Ask HN: What books would you recommend for 7-8 year old kid? - vishgm

My nephew likes maths, so I am thinking of gifting him a maths puzzle book on his birthday. But, I am looking for some recommendations on story books.
======
GHFigs
_The Way Things Work_ by David Macaulay. The way it mixes comic illustration,
simplified explanation of everyday things, and fictional narrative is deeply
engaging to curious minds but also very forgiving of a child's fickle
attention. I'm within arm's reach of the copy I was given almost twenty years
ago.

<http://www.amazon.com/New-Way-Things-Work/dp/0395938473>

------
pbhjpbhj
I think one needs to know both the mental age and the level of mathematical
ability if one is to source a puzzle book. A seven year old in 'normal' maths
development or a seven year old who does algebra / calculus / maps members of
the Julia set when he's doodling or what have you?
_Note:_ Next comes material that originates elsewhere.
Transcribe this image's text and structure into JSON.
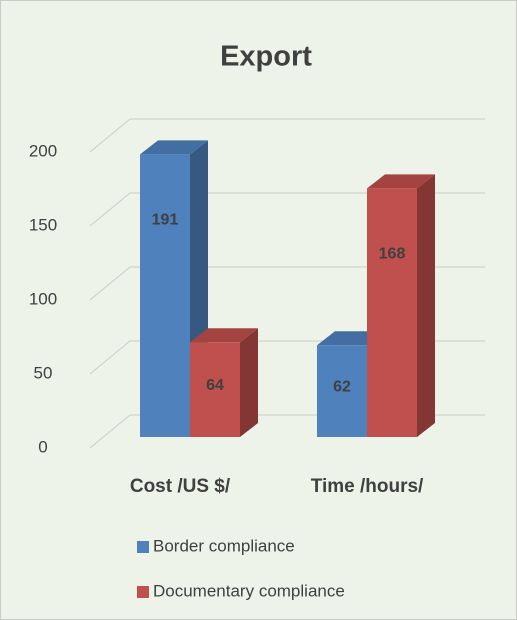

My 8 yo nephew has some Lego games, one with sheep and one about pharoahs
(Amazon <http://amzn.to/iN8Kkh> [aff]). The rules encourage modification and,
for example the Ramses Curse one can allow for some complex payoff
considerations.

... or chess?

Edit: Saw these Maths (and other subject) puzzle books,
<http://amzn.to/lUSxXp> [aff] might be worth a look?

------
kongqiu
Our 7 year old likes reading Roald Dahl, Dr. Doolittle, The Great Brain, and
Encyclopedia Brown (for fiction), and Macaulay books (The Way Things Work,
Built to Last), Usborne History books (The World Wars, The Ancient Greeks),
and The Magic School Bus/Ms. Frizzle's Adventures (nonfiction).